RealtyTrac vice president Daren Blomquist noted in the report that affordability and foreclosure rate by loan vintage are key metrics that help determine if a certain market is at risk of another pricing bubble.

He added that about 20% of markets have now surpassed their historical affordability norms, a “strong sign” that a bubble is forming or that appreciation will soon plateau until wages have a chance to catch up.

The fact that foreclosure rates are rising on new loans could be an indication that affordability is once again a concern as buyers stretch themselves too thin.

12% of Counties Have Reached New Home Price Peaks

above peak

In October, a total of 58 counties had higher median home prices than their prior peaks seen in 2005 to 2008.

The usual suspects made this list too, including San Fran, New York, Boston, and Denver, along with Charlotte, Raleigh, and Buffalo.

However, low interest rates are keeping homes in these highly sought-after areas affordable. But if rates rise and home prices continue to climb, the story could change in a hurry.

But nearly half (48%) of counties nationwide are still historically affordable and experiencing flat or declining foreclosure rates.
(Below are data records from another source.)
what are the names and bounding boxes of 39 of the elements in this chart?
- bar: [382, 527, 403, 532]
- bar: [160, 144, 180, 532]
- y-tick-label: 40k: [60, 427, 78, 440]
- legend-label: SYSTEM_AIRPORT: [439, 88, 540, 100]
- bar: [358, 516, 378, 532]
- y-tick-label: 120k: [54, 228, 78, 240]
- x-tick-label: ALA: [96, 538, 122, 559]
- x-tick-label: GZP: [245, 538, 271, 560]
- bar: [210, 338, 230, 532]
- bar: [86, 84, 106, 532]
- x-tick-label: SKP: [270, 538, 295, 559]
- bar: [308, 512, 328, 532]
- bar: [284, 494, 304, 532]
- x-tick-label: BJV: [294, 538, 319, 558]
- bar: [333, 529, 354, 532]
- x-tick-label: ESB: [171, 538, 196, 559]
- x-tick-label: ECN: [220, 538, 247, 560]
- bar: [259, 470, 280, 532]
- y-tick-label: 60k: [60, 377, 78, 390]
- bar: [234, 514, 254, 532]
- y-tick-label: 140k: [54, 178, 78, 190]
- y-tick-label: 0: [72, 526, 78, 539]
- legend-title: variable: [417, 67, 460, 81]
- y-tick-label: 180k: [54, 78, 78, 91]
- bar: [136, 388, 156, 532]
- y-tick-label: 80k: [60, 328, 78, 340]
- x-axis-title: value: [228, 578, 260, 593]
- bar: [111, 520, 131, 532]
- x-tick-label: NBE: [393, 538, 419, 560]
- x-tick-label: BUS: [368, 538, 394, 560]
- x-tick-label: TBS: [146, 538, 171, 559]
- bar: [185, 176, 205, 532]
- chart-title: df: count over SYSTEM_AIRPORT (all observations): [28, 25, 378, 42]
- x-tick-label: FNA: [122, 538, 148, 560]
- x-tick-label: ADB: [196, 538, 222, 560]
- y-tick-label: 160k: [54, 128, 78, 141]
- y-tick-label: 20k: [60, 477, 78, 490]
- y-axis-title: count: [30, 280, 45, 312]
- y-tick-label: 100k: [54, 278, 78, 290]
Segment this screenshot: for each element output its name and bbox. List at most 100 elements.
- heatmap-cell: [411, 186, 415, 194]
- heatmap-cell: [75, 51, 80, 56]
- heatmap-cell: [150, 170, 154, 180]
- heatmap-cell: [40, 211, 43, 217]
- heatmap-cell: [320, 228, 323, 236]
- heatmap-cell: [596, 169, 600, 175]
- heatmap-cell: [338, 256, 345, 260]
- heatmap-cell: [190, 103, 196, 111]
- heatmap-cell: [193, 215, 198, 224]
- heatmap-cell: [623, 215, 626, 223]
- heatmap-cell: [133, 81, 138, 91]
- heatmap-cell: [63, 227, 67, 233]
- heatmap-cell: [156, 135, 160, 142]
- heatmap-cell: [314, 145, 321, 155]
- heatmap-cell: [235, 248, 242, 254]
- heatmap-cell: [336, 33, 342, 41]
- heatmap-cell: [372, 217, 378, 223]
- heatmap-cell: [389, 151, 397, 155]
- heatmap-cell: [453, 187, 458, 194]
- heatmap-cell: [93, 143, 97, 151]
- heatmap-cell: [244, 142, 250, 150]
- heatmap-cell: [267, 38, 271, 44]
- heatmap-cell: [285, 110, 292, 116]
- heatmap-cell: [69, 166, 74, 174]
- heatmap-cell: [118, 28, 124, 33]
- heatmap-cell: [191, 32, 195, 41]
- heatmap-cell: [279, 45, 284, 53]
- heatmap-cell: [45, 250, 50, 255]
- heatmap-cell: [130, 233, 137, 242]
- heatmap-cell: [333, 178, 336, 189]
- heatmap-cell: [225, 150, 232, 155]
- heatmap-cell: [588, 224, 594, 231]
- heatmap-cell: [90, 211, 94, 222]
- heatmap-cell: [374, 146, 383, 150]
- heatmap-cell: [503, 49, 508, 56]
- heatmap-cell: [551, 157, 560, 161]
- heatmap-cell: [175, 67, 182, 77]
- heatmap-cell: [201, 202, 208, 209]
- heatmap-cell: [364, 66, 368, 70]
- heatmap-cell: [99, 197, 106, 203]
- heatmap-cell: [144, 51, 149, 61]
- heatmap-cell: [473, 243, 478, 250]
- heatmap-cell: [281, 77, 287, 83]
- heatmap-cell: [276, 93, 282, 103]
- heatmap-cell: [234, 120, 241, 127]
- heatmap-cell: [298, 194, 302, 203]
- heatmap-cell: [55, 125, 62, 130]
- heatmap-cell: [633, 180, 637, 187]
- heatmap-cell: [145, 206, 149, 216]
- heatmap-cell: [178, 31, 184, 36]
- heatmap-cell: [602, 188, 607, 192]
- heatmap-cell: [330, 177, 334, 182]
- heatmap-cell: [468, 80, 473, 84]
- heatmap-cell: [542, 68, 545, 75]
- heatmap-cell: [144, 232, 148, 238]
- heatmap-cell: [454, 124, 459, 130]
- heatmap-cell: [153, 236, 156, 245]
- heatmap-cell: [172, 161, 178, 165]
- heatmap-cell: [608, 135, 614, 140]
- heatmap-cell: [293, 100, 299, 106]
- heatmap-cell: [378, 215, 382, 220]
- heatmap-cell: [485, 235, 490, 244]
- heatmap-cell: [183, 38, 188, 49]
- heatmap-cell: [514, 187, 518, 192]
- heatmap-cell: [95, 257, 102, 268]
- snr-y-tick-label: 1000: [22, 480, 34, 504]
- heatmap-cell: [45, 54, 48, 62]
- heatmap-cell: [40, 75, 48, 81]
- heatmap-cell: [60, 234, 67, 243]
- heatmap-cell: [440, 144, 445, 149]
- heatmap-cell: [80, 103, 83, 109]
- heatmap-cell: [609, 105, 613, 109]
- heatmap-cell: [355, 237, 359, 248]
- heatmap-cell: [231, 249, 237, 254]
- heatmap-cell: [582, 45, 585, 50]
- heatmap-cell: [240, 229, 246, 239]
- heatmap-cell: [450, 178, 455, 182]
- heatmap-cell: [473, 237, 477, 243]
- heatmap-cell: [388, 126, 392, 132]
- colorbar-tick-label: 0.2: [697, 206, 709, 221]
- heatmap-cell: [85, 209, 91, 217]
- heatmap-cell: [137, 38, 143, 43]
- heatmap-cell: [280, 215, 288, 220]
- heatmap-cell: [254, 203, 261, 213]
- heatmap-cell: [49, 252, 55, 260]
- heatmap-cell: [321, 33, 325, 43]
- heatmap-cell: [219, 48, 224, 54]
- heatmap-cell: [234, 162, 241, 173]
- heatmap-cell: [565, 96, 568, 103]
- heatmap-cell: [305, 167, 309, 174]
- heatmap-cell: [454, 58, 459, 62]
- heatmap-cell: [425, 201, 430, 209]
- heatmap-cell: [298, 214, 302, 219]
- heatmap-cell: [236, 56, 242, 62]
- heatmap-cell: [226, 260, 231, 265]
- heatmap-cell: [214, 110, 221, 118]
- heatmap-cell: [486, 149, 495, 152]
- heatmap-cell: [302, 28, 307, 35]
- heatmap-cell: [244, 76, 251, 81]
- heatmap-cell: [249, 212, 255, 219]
So the whole nation isn’t yet at risk of another housing bubble.

The most affordable regions include Lansing, Syracuse, Cincinnati, Atlanta, and Buffalo.

There’s clearly some divergence in terms of affordability and home price peaks. Put another way, some areas of the country are experiencing new all-time highs but are still historically affordable.

The concerning thing is the unaffordable places, especially at a time when interest rates have never been lower. It doesn’t bode well for them or those at new highs, unless interest rates stay low forever.